Alas, you’re correct - I have never (even when I was Catholic) seen any basis for supposing that other animals are not endowed with a soul. In fact, I recall saying to my mother once that I would not like to go to any heaven that excluded our dog…and my Mum agreed.
I still need something other than anthropocentrism to justify the notion that humans can do whatever they like to other animals and not really care. And by this I mean more than the Biblical prescription that humans have dominion over the earth.
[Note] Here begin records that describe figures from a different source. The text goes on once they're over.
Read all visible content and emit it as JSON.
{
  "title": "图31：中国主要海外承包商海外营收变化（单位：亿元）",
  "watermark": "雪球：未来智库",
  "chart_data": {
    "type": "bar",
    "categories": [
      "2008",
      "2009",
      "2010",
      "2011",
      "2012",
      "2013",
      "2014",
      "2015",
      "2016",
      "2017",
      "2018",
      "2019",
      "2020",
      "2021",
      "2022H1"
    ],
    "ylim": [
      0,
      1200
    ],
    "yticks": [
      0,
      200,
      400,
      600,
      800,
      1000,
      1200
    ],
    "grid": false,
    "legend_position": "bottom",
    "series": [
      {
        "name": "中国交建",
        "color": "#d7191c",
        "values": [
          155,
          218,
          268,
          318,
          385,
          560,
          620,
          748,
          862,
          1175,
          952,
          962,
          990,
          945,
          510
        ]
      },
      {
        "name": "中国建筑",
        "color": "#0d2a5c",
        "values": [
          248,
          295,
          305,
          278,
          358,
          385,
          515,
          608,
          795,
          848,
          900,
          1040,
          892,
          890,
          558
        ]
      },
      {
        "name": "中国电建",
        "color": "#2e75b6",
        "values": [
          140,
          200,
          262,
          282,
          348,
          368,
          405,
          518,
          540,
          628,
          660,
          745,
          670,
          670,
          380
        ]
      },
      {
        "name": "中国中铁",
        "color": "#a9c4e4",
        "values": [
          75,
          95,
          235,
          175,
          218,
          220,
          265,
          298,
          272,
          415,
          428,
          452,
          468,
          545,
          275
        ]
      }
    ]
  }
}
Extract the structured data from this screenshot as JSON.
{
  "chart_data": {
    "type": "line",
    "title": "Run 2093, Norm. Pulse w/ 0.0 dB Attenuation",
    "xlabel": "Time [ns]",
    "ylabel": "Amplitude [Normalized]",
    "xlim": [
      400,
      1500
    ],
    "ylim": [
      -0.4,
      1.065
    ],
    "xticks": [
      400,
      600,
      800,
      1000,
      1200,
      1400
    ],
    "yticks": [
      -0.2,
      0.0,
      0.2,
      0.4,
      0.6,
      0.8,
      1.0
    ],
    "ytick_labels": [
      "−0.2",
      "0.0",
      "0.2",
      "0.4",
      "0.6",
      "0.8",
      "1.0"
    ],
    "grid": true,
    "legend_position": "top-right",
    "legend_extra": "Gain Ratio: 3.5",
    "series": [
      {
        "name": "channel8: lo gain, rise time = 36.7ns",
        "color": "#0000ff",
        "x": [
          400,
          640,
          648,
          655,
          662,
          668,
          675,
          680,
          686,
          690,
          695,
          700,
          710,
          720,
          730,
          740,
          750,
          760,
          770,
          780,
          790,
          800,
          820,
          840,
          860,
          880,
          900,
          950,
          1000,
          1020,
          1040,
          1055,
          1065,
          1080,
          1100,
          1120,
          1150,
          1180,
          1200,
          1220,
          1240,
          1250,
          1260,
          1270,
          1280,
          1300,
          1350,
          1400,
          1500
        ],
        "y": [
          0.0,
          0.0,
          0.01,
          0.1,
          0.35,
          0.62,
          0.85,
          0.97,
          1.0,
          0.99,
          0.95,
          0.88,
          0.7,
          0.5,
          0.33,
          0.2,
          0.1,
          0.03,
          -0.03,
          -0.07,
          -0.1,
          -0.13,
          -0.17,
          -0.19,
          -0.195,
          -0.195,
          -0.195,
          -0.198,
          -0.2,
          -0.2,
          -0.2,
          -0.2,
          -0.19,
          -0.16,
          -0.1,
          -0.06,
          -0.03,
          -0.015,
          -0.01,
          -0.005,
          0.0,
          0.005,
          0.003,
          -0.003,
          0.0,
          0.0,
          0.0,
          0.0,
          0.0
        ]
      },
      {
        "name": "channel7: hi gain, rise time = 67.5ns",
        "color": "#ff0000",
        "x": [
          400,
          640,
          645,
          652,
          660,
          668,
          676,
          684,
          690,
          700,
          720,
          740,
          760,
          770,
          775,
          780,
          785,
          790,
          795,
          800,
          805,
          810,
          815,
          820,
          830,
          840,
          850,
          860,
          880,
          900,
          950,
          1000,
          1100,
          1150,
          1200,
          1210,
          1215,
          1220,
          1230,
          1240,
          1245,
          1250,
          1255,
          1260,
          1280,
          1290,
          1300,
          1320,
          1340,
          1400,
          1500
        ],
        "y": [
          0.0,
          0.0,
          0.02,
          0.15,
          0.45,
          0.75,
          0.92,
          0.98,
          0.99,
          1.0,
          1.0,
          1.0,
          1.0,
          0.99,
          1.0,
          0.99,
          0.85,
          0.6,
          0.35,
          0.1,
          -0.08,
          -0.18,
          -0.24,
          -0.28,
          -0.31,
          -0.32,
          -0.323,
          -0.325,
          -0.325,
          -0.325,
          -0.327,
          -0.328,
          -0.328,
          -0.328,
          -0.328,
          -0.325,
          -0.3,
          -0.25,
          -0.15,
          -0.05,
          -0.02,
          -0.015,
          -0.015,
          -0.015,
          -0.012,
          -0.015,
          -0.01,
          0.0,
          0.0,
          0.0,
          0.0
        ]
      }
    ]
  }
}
There are two possible interpretations of this: one is that we are stewards of creation, and therefore obliged to take care of it with the same consideration we show to our own kind; the other is that we can use and abuse nature at will, so long as it serves human purposes - and that is easily dismissed as arrogance, and wilful ignorance of consequences that we are already seeing all around us.
Finally, I don’t understand how it is favourable for the human population to keep expanding when it is abundantly clear that the earth cannot support all of us in any tolerable level of comfort. Some have faith in those who are engaged in technological research, but surely that is expecting too much of others when we cannot at least attempte to remedy the problems on our own behalf.
As usual, it is hard to point to any specific problem when all problems are interrelated, and the greatest of them all - human overpopulation - is ignored by those who continue to believe that unfettered human expansion is the ideal.